4. Das Video zur Vorstellung des Manifestes durch die beiden Initiatorinnen erscheint mir zudem mehr als unglücklich. Es spricht nichts gegen eine "lockere Art" auch bei ernsten Themen. Die Art der Präsentation war aber für mich unangemessen und kann bei den Opfern des Krieges zurecht als Provokation empfunden werden.

5. Auch das Zustandekommen des Aufrufs scheint im Nachhinein unglücklich.
Ich selbst war am 3.2.2023 von Frau Schwarzer mit dem Zusatz angefragt worden, sie wolle etwa zwei Dutzend Gleichgesinnte als Erstunterzeichner gewinnen. Der Text schien mir zwar nicht in allen Punkten richtig justiert, aber bei einem solchen Text geht es immer um eine Konsensfassung, bei der nicht jeder die eigene Handschrift durchsetzen kann.

Aus diesem Grund bin ich auch eigentlich kein Freund von solchen Aufrufen und hatte bisher auch nur einen (in der Zeit) unterzeichnet, an dem ich inhaltlich mitgestaltet habe und der bewusst nicht als Petition angelegt war, die von anderen unterzeichnet werden konnte.

Am 9.2.2023 kam dann der Hinweis von Frau Schwarzer, dass nun auch Frau Wagenknecht als Initiatorin dabei sei, und am Tag danach solle der Aufruf veröffentlicht werden. Ich habe mich kurz (und vermutlich nicht intensiv genug) gefragt, ob ich meine Unterschrift zurückziehen solle, habe mich dann aber dagegen entschieden. Das Verfahren war aber befremdlich.

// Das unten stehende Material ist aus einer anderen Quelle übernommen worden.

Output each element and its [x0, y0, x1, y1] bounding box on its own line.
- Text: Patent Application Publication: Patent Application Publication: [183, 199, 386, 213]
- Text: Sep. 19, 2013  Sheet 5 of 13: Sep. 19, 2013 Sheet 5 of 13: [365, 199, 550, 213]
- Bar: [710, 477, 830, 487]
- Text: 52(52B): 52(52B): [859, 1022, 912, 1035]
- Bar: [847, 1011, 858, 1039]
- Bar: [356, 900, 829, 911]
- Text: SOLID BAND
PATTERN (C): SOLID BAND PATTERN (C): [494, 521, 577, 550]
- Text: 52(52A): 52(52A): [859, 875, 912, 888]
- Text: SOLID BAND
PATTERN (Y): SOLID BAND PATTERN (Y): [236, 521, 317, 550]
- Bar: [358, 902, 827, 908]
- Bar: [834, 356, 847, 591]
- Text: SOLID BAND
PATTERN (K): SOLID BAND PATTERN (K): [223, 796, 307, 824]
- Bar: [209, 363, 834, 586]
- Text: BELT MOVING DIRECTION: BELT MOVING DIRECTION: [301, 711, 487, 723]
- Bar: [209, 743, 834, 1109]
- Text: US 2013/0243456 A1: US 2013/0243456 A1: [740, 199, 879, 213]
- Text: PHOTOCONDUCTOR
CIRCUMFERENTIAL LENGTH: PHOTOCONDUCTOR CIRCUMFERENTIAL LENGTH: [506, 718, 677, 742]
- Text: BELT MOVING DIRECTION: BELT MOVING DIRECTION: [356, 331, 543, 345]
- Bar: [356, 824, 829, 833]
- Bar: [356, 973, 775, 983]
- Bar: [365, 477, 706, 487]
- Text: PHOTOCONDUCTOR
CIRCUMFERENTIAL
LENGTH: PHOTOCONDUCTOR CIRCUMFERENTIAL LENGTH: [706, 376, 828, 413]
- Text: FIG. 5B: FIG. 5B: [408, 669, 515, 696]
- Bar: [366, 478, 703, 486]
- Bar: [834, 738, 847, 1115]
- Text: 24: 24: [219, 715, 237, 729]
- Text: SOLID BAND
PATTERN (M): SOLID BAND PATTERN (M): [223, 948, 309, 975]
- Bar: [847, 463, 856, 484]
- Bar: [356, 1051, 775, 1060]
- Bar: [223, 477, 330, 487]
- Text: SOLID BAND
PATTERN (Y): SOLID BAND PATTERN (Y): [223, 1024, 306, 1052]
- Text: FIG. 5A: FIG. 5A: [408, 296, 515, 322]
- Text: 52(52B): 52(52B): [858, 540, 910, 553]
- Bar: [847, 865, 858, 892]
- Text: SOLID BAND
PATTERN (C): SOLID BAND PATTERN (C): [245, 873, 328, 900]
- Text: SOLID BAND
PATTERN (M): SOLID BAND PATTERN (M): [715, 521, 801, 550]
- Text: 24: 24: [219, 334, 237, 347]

Zusammengefasst: Die Intention des Aufrufs findet nach wie vor meine volle Unterstützung. Ich werde weiter bei jeder Gelegenheit Position beziehen und für meine Argumente streiten. Ich halte es aber inzwischen für einen Fehler, dieses Manifest unterstützt haben und will mich hiermit korrigieren.